In my last post, I shared a simple setup that does bandwidth limiting on Linux using TBF (Token Bucket Filter). The TBF based approach applies a bandwidth throttle on the NIC as a whole.
The situation in reality might be more complex then what the post described. Normally the users like to control bandwidth based on the type of application generating the traffic.
Lets take a simple example; the user may like to allow his bandwidth to be shared by application traffic as follows
- 50% bandwidth available to web traffic
- 30% available to mail service
- 20% available for rest of the application
Traffic Control on Linux provides ways to achieve this using classful queuing discipline.
In essence, this type of traffic control can be achieved by first classify the traffic in to different classes and applying traffic shaping rules to each of those classes.
The Hierarchical Token Bucket Queuing Discipline
Although Linux provides various classful queuing discipline, in this post, we will look at Hierarchical Token Bucket (HTB) to solve the bandwidth sharing and control problem.
HTB is actually a Hierarchy of TBF (Token Bucket filter we described in the last post) applied to a network interface. HTB works by classifying the traffic and applying TBF to individual class of traffic. So to understand HTB we must understand Token Bucket Filer first.
How Token Bucket Filter works
Lets get a deeper look at how the Token Bucket Filter (TBF) works.
The TBF works by having a Bucket of tokens attached to the network interface and each time a packet needs to be passed over the network interface a token is consumed from the Bucket. The kernel produces these tokens at a fixed rate to fill-up the bucket.
When the traffic is flowing at a slower pace then the rate of token generation the bucket will fill up. Once filled up the bucket will reject all the extra tokens generated by the kernel. The tokens accumulated in the bucket can help in passing a burst of traffic (limited by the size of the bucket) over the interface.

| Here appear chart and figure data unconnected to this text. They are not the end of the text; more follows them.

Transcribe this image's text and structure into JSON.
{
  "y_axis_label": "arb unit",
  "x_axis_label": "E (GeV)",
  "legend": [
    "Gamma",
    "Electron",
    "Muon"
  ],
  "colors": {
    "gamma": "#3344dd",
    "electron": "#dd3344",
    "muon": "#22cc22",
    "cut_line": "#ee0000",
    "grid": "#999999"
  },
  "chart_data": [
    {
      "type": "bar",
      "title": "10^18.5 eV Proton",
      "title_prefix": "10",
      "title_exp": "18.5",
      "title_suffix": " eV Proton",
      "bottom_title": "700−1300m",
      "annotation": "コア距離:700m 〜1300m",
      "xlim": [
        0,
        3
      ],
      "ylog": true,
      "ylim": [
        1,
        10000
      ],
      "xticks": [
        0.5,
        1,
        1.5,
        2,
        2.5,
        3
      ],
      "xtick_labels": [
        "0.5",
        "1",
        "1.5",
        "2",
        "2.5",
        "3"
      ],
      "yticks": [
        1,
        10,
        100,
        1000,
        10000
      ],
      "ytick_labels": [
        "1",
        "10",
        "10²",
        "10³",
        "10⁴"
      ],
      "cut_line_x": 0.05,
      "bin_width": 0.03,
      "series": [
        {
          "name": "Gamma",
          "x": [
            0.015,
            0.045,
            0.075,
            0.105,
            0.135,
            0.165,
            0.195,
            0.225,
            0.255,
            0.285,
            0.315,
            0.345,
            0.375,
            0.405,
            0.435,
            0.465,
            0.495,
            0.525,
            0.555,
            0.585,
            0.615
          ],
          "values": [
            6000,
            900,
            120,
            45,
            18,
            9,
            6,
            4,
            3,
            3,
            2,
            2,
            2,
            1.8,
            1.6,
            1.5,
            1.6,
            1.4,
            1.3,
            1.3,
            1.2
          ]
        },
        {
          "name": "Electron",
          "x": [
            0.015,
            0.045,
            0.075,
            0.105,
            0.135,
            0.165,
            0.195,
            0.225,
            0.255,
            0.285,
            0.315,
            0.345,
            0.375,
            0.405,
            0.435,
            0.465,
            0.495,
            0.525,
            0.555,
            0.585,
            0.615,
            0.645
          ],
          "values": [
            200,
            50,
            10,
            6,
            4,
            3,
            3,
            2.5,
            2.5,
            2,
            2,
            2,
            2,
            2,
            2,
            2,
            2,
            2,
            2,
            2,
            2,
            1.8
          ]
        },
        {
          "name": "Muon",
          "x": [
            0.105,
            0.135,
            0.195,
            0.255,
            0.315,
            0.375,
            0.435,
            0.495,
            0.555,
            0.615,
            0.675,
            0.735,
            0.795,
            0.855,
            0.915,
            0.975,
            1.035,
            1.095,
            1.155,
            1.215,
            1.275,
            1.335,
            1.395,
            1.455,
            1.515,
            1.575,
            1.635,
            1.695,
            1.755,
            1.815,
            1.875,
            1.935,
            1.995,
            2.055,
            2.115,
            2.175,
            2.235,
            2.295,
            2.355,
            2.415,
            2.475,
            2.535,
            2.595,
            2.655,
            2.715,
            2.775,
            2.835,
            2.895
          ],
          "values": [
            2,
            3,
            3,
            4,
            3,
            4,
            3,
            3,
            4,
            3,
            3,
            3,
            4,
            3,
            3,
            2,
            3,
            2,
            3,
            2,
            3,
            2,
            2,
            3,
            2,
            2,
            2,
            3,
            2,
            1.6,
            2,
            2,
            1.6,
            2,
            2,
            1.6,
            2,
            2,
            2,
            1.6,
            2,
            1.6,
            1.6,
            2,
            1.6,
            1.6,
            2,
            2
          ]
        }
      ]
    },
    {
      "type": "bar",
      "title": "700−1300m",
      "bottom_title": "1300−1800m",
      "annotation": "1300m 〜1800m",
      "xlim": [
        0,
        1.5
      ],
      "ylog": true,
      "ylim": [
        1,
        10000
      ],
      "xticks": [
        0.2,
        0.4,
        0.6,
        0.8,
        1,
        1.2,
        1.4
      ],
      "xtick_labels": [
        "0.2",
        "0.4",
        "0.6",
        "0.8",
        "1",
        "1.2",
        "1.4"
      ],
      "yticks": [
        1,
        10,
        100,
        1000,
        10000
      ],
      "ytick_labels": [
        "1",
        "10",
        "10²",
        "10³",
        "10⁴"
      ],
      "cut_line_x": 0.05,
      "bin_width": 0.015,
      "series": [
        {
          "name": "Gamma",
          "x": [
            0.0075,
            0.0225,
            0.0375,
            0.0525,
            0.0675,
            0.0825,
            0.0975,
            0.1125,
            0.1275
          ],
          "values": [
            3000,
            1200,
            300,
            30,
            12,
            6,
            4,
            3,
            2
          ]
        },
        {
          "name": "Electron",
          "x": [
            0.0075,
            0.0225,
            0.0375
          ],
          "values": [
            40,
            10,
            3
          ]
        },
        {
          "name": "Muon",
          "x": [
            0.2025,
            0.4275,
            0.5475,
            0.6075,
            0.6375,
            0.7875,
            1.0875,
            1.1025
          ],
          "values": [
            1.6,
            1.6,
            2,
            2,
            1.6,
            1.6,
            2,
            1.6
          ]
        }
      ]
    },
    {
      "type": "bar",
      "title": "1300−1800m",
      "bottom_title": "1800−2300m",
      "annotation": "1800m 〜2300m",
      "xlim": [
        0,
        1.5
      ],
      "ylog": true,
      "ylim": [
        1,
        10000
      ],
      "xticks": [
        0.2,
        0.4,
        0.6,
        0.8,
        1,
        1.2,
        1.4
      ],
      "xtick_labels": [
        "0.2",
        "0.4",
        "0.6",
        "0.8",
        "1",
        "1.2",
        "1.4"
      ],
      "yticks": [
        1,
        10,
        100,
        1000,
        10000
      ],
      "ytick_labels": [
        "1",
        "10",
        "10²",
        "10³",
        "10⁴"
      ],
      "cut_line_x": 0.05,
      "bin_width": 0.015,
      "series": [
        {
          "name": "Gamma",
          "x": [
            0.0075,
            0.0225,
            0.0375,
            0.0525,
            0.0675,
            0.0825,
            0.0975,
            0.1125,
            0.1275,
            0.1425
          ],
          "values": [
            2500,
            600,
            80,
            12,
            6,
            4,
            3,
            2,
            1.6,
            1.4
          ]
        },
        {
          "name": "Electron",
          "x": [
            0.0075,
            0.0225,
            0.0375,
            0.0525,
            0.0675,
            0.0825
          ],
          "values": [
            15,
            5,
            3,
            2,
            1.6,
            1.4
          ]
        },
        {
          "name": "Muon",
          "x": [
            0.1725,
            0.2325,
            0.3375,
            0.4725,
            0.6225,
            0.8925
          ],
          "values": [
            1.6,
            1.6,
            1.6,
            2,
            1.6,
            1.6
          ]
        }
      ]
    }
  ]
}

When the traffic is flowing at a pace higher then the rate of token generation the packet must wait until the next token is available in the bucket before being allowed to pass over the network interface.
In the tc command line the size of the bucket is related to burst size, rate of token generation is related to rate and the latency parameter provides the amount of time a packet can be in the queue waiting for a token before being dropped.
The HTB queuing discipline
The following figure describes the working of HTB queuing discipline.
To apply HTB discipline we have to go through the following steps
- Define different classes with their rate limiting attributes
- Add rules to classify the traffic in to different classes
In this example we will try to implement the same traffic sharing requirement as mentioned in the introduction section. Web traffic will get 50% of the bandwidth while mail gets 30% and 20% is shared by all other traffic.
The following rules define the various classes with the traffic limits
tc qdisc add dev eth0 root handle 1: htb default 30 tc class add dev eth0 parent 1: classid 1:1 htb rate 100kbps ceil 100kbps tc class add dev eth0 parent 1:1 classid 1:10 htb rate 50kbps ceil 100kbps tc class add dev eth0 parent 1:1 classid 1:20 htb rate 30kbps ceil 100kbps tc class add dev eth0 parent 1:1 classid 1:30 htb rate 20mbps ceil 100kbps
Now we must classify the traffic into their classes based on some match condition. The following rules classify the web and mail traffic in to class 10 and 20. All other traffic are pushed to class 30 by default
tc filter add dev eth0 protocol ip parent 1:0 prio 1 u32 match ip dport 80 0xffff flowid 1:10 tc filter add dev eth0 protocol ip parent 1:0 prio 1 u32 match ip dport 25 0xffff flowid 1:20
Verifying the results
We will use iperf to verify the results of the traffic control changes. Use the following command to start 2 instances of iperf on the server
iperf -s -p <port number> -i 1
For our example, we use the following commands to start the servers
iperf -s -p 25 -i 1 iperf -s -p 80 -i 1
The clients are started with the following commands
iperf –c <server ip> -p <port number> -t <time period to run the test>
For this example we used the following commands to run the test for 60 secs. The server IP of 192.168.90.4 was used.
iperf -c 192.168.90.4 -p 25 -t 60 iperf -c 192.168.90.4 -p 25 -t 60
Here is a snapshot of output from the test.
It show the web traffic to be close to 500kbps while mail traffic to be close to 300kbps, the same ration we wanted to shape the traff. When excess bandwidth is available HTB will split it in the same ratio that we configured for the classes.